Лариса перебралась к нему совсем. Отпуск взяла, потом договорилась на станции о сутках через трое. Ходит он пока с ходунками, до кухни и обратно, и на это уходит у него столько времени, сколько раньше уходило на калитку с топором и охапкой дров.
Поселок, конечно, наблюдает. Поселок теперь говорит так: «А что ей остается-то, замаливает». Матвеевна со мной здоровается сухо, через раз, и молоко Арсению Петровичу больше не носит — гордая.
Я хожу мимо каждый день. Газету теперь не оставляю у калитки — захожу в дом, кладу на стол. Лариса открывает мне, кивает и уходит на кухню. Мы с ней ни разу больше не говорили о том дне. Один раз только, в июне, она догнала меня у забора и сказала:
– Слушай. Если опять что — ты не звони мне. Ты дверь ломай.
– Договорились, – сказала я.
Вчера принесла ему районку и пенсионное извещение. Он сидел на кровати, спустив ноги, и держал в руках стамеску — Филипп все-таки притащил ему из сарая ящик с мелким инструментом, после долгих переговоров и под клятву, что никаких лестниц с балясинами.

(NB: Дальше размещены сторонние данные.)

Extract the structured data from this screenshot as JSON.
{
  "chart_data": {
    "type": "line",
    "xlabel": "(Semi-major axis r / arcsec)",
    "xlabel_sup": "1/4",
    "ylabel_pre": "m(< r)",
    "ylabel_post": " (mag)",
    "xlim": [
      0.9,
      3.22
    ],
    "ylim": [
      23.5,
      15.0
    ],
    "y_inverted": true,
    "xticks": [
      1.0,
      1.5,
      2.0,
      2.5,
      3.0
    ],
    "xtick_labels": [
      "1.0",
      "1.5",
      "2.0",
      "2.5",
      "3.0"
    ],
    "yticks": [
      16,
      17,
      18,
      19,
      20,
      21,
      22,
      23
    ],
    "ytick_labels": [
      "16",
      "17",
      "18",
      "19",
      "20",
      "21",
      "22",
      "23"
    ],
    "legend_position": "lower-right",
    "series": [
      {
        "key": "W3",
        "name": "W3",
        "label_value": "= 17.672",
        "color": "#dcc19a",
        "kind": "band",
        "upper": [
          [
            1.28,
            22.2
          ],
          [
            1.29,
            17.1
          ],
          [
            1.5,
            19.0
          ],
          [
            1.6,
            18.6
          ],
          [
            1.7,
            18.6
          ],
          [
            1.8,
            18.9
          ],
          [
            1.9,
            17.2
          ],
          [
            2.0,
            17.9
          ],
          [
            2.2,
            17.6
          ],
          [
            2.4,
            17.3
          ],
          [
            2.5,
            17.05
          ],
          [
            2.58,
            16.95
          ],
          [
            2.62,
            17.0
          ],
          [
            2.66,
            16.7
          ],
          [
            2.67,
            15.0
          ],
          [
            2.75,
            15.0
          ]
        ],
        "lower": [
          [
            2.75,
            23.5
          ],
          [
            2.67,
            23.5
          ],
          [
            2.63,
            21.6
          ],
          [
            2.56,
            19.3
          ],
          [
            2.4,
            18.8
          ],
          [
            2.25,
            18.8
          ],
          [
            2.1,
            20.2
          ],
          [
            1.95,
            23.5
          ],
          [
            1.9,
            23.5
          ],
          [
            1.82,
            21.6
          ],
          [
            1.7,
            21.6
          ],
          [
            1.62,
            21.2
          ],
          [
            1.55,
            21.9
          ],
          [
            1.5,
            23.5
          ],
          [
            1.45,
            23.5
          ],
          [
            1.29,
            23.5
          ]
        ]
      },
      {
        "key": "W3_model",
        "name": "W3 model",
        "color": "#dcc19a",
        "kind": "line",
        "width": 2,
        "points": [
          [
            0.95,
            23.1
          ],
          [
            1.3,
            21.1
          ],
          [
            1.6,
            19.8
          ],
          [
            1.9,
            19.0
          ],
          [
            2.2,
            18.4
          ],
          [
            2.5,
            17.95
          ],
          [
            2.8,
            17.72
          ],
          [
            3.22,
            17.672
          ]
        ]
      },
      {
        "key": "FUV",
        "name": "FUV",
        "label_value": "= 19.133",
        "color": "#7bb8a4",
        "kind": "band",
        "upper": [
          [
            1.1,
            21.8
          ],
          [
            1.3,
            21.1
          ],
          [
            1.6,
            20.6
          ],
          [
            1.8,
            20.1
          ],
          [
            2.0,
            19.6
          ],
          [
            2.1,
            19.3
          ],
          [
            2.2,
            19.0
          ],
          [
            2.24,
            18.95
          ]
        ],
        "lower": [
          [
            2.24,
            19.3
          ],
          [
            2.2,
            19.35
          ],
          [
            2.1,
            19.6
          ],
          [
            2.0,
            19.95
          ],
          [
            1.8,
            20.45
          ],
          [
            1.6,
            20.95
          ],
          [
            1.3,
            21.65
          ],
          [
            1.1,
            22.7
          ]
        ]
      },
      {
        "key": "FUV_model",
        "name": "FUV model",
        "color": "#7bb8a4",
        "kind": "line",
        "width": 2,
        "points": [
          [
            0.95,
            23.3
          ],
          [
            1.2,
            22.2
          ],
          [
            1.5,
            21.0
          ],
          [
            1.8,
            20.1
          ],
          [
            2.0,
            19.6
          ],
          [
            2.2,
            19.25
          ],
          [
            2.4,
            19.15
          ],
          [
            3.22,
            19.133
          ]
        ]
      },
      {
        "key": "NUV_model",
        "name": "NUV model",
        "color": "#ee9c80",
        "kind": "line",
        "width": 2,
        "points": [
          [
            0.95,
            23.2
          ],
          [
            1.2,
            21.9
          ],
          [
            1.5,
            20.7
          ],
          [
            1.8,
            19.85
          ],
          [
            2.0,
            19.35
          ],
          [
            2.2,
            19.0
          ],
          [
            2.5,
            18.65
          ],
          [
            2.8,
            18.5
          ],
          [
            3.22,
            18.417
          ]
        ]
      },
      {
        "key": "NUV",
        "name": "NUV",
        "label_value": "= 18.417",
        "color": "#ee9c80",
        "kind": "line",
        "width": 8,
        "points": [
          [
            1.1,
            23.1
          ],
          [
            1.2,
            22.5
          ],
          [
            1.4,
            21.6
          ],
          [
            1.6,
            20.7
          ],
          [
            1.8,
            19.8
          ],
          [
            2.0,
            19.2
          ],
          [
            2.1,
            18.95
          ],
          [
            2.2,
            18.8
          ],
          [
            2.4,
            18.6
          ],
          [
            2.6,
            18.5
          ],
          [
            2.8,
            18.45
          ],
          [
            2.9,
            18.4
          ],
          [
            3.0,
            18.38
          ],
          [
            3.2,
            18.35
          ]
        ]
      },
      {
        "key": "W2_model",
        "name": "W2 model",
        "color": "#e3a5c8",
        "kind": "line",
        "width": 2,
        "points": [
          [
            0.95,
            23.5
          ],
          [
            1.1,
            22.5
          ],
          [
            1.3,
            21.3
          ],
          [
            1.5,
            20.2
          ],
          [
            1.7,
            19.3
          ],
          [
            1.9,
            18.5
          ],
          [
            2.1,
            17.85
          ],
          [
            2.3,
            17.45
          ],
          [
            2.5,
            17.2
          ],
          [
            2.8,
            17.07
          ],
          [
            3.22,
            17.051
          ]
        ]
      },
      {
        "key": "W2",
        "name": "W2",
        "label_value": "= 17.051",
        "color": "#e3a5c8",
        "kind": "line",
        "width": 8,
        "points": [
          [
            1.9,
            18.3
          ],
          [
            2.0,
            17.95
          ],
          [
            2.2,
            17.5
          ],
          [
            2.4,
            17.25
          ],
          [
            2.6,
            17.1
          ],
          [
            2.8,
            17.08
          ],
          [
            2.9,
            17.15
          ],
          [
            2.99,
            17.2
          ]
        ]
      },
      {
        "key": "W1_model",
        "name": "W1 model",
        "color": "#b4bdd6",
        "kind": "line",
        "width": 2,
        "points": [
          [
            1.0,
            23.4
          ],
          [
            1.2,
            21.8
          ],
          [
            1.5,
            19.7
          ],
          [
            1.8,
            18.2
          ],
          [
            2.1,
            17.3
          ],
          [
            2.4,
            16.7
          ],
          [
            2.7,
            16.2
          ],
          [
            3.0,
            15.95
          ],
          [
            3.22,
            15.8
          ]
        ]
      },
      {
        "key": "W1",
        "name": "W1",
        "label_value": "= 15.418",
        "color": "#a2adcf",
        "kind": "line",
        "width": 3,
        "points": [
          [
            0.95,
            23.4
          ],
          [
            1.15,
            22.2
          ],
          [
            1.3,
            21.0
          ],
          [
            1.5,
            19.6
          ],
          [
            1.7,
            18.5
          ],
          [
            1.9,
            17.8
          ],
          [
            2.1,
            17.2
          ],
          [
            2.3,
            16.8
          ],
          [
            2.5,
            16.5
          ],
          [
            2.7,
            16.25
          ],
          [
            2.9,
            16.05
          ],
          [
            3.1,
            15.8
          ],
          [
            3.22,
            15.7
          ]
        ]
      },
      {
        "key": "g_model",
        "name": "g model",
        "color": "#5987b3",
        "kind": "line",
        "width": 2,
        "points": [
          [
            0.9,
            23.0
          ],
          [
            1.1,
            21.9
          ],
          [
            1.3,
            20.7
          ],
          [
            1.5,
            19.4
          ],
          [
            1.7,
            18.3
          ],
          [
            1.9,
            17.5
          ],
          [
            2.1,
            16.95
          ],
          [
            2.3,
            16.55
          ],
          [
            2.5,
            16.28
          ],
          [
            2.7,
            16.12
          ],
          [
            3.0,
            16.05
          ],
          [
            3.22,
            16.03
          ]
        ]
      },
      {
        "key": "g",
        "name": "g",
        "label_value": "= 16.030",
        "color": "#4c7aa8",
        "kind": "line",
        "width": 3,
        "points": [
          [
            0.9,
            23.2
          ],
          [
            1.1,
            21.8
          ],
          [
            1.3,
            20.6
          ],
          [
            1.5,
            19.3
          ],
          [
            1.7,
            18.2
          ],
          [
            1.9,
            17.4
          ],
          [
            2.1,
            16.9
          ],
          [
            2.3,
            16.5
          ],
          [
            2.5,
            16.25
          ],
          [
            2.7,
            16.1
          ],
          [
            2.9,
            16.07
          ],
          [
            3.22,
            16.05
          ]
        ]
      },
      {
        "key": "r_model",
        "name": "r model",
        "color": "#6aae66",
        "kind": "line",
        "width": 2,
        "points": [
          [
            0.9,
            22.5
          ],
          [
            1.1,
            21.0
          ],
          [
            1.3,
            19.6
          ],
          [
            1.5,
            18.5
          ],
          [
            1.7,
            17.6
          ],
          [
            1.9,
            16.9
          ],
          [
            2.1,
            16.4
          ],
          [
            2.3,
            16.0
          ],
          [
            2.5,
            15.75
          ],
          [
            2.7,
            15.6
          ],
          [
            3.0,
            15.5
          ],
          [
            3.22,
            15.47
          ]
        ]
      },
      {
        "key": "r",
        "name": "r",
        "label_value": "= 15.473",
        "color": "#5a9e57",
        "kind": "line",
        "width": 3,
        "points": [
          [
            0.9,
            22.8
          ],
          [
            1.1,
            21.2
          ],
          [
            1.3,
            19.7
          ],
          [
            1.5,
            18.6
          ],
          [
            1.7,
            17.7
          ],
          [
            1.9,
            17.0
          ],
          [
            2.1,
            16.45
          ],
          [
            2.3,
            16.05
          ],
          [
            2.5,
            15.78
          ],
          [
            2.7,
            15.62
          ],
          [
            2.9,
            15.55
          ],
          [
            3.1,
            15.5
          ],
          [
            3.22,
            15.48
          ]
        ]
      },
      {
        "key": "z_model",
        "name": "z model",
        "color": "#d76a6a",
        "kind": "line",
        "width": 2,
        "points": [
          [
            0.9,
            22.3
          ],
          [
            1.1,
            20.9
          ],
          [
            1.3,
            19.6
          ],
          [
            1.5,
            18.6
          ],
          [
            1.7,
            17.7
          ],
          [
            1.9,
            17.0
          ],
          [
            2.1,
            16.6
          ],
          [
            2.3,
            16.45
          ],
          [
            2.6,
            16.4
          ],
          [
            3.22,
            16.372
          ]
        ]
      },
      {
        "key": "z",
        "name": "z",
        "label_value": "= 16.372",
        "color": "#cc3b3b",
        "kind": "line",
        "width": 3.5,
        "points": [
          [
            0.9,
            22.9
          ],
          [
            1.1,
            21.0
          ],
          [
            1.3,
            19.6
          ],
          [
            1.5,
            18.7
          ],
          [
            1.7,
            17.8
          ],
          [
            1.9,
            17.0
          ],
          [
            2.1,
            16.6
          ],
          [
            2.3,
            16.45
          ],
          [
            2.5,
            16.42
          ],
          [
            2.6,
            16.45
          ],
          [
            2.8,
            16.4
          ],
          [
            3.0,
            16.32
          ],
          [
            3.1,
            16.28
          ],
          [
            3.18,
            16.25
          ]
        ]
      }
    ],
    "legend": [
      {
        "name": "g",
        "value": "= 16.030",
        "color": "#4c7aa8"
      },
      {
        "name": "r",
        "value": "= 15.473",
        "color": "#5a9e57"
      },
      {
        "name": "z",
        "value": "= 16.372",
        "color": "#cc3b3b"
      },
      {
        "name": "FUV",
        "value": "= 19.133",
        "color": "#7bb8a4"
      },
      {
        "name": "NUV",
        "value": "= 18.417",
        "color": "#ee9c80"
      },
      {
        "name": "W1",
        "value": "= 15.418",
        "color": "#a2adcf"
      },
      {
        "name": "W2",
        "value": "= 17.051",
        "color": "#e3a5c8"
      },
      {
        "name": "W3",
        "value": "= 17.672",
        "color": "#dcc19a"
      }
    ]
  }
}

– Смотри, – сказал он и показал мне деревяшку. Ложка, недоделанная, черпак только наметился. Липа. Из тех самых плах, за которыми он полез, — Филипп их потом достал из подпола, все до одной, и сложил на веранде.
Я взяла, повертела в руках. Рез был неровный, дерево в одном месте пошло сколом.
– Криво, – сказал он раньше меня. – Пальцы не держат.
– Ничего. Разойдутся.
– Может, и разойдутся. – Он забрал ложку обратно и положил рядом с собой на одеяло. – Ты вот что. Газету в ящик клади, как раньше. На калитке.
– Так мне не тяжело зайти.
– В ящик, – повторил он. – Я к августу выходить буду.
Из кухни донеслось Ларисино: «Ага, конечно, будете». Он усмехнулся и повернул голову на голос, и я, пожалуй, впервые за все эти месяцы не смогла понять, кто из них двоих сейчас в этом доме главный, и решила, что это не моего ума дело.